In August, the Trump administration reversed course on Nvidia’s H20 AI chips, lifting previous restrictions under a 15 percent revenue-share condition, and is now considering allowing exports of a slightly downgraded version of Nvidia’s Blackwell — America’s most advanced AI chip. Proponents argue it will keep Chinese developers “addicted to the American technology stack” because Nvidia’s technology is hard to replace or replicate. The evidence suggests otherwise: in the long term, selling U.S. AI chips to China is unlikely to create lasting dependencies on the American tech ecosystem.
At the heart of the “addiction” theory lies the belief that using American chips creates vendor lock-in, compelling foreign AI developers to remain within U.S. tech platforms and to keep buying American chips. These arguments have some merit. Nvidia’s proprietary networking equipment and stack strongly incentivizes engineers to stay within its ecosystem, having refined its CUDA software platform over nearly two decades into a “strategic moat.” With its vast libraries of pre-written code and supporting tools, CUDA allows developers to leverage the parallel computing capabilities of Nvidia chips. When AI companies build on and develop expertise in Nvidia’s hardware and software ecosystems, it creates a degree of path dependence. This lock-in makes it more likely that each additional dollar of AI investment flows to and strengthens the American — rather than Chinese — AI ecosystem, reinforcing the U.S. lead. Proponents use this argument to justify selling AI chips to China: get the country’s tech sector “hooked” on Nvidia to capture greater market share and redirect Chinese investment toward U.S. AI innovation.
But making China dependent on U.S. technology is not that straightforward. AI chips are more akin to generators than utility companies. Generators are necessary to produce power, but once the generator is running, the manufacturer does not control what is powered with it. Generators can be swapped out for others, combined with local power sources, or integrated into hybrid energy systems. Unlike a utility company that maintains persistent control over electricity supply and pricing, chips are a one-off input — value-neutral hardware that runs whatever code developers choose. Developers may use CUDA today, but they can layer domestic software and tools on American hardware tomorrow. They can gradually integrate these systems with local infrastructure as their domestic ecosystem matures. Beijing has a well-funded national strategy to indigenize chip production, and access to U.S. chips will not meaningfully diminish these efforts. Rather than creating lasting dependence, exporting U.S. chips will simply expedite China’s AI progress as it scales its indigenous chip manufacturing capacity.
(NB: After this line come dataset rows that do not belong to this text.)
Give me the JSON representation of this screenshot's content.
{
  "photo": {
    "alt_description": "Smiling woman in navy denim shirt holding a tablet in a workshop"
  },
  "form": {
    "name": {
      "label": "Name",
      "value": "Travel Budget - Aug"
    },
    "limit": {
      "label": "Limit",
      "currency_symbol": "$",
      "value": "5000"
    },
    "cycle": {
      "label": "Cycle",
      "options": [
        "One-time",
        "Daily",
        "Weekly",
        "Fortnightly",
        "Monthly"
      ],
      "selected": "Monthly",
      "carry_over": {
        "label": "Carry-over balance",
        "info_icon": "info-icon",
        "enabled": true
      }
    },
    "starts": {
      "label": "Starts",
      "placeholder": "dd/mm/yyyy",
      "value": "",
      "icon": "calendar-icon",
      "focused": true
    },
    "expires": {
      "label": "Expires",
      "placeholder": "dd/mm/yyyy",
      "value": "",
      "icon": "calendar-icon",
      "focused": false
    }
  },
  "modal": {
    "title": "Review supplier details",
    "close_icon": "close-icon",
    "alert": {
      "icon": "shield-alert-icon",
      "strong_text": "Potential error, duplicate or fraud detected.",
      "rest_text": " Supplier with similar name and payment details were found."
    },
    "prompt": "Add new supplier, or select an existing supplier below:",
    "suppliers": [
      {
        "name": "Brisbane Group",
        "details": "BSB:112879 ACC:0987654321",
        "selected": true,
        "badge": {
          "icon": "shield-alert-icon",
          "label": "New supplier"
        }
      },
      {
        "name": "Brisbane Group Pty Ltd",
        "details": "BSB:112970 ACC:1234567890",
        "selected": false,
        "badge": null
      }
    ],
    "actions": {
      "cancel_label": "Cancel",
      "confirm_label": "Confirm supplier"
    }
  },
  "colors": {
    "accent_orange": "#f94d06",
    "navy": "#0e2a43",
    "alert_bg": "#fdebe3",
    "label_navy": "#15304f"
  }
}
The United States’ own AI labs show that reducing reliance on Nvidia’s proprietary ecosystem is not only possible, but already happening. Anthropic originally relied on Nvidia graphics processing units (GPUs) to train its flagship model, Claude, but it has since shifted most of its computing needs to other ecosystems. Today, Anthropic optimizes for training on AWS’s Trainium hardware, while also using a mix of Google tensor processing units (TPUs) and Nvidia GPUs. Google DeepMind followed a similar trajectory. The company once depended on Nvidia GPUs for early breakthroughs, but it has since moved beyond CUDA and now trains its capable Gemini models on Google TPUs. Both shifts highlight a crucial lesson: Nvidia’s chips are less of an addiction than a gateway drug. There is clear proof that the Nvidia moat is surmountable. If U.S. AI labs with no political mandate to leave the Nvidia stack can accomplish this transition, then Chinese labs facing clear national incentives can likely do the same.
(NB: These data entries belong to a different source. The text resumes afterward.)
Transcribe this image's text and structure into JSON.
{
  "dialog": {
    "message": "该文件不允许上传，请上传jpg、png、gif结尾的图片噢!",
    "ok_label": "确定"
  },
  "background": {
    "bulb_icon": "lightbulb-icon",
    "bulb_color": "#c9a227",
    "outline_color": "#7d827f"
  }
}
Switching costs are a significant, but surmountable, engineering challenge that Chinese developers are already planning for. Beijing has signaled that reliance on American AI chips is risky through energy efficiency rules that discourage the use of certain U.S. chips, along with public warnings about their security risks. Similarly, U.S. export controls have already undercut the Chinese AI industry’s perception of U.S. firms as trusted suppliers. Chinese firms will act accordingly to avoid long-term lock-in through investment in indigenization and diversification.
These shifts are already underway. DeepSeek, one of China’s top AI developers, is both dependent on U.S. chips for AI training and adapting its software and processes to deploy its models on Chinese AI chips. Likewise, Huawei is investing in technology to make CUDA work with non-Nvidia chips. These challenges will not be overcome overnight – China will face setbacks along the way. But once refined, hardware-agnostic platforms have the potential to harness the power of American and Chinese chips alike, overcoming software moats. These efforts are not afterthoughts; they align with China’s national strategy and chip investment fund, and guard against volatile U.S. export controls.
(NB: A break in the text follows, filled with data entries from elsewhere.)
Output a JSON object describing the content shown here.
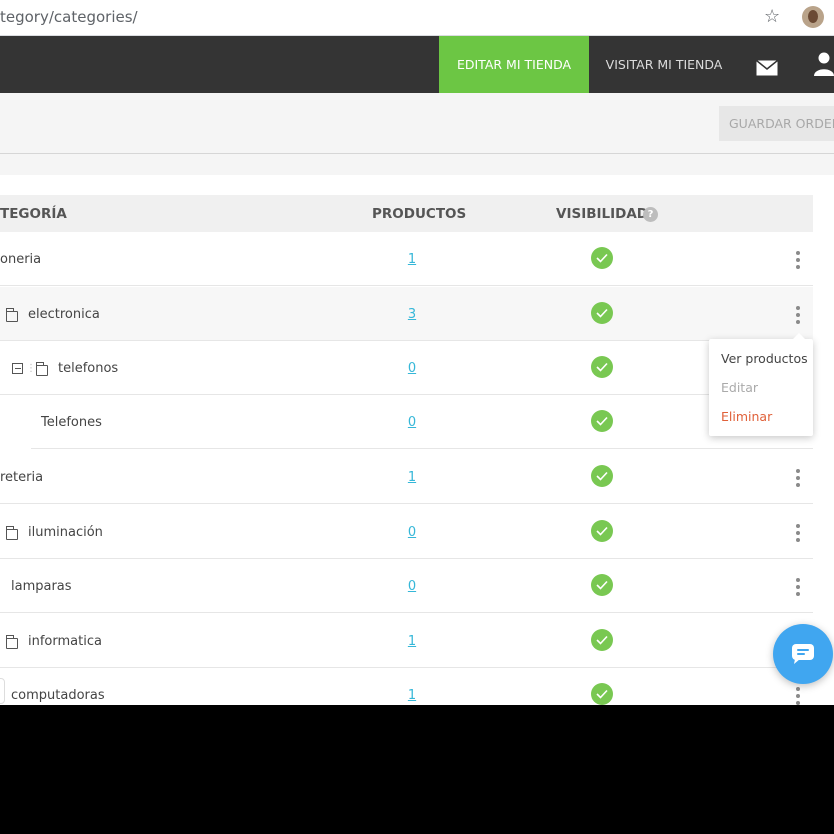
{
  "browser": {
    "url": "tegory/categories/"
  },
  "nav": {
    "edit_store": "EDITAR MI TIENDA",
    "visit_store": "VISITAR MI TIENDA"
  },
  "toolbar": {
    "save_order": "GUARDAR ORDEN"
  },
  "table": {
    "headers": {
      "category": "TEGORÍA",
      "products": "PRODUCTOS",
      "visibility": "VISIBILIDAD",
      "help": "?"
    },
    "rows": [
      {
        "name": "oneria",
        "count": "1",
        "visible": true
      },
      {
        "name": "electronica",
        "count": "3",
        "visible": true
      },
      {
        "name": "telefonos",
        "count": "0",
        "visible": true
      },
      {
        "name": "Telefones",
        "count": "0",
        "visible": true
      },
      {
        "name": "reteria",
        "count": "1",
        "visible": true
      },
      {
        "name": "iluminación",
        "count": "0",
        "visible": true
      },
      {
        "name": "lamparas",
        "count": "0",
        "visible": true
      },
      {
        "name": "informatica",
        "count": "1",
        "visible": true
      },
      {
        "name": "computadoras",
        "count": "1",
        "visible": true
      }
    ]
  },
  "dropdown": {
    "view_products": "Ver productos",
    "edit": "Editar",
    "delete": "Eliminar"
  },
  "colors": {
    "accent_green": "#6cc644",
    "check_green": "#79c852",
    "link_blue": "#35b7d8",
    "danger": "#e0613a",
    "chat_blue": "#40a6f0"
  },
  "icons": [
    "star-icon",
    "mail-icon",
    "user-icon",
    "help-icon",
    "folder-icon",
    "collapse-icon",
    "check-icon",
    "more-vertical-icon",
    "chat-icon"
  ]
}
U.S. policy should not rest on the illusion that selling chips can trap China inside the American tech ecosystem. That advantage is fleeting. What ultimately matters is how much computing power China can marshal. If Washington wants lasting leverage, it should look higher up the stack — renting cloud-based compute, or exporting American AI models and applications — services that generate revenue while retaining influence. Selling chips alone will not create a lasting “addiction,” but it will provide China with the building blocks for AI competitiveness.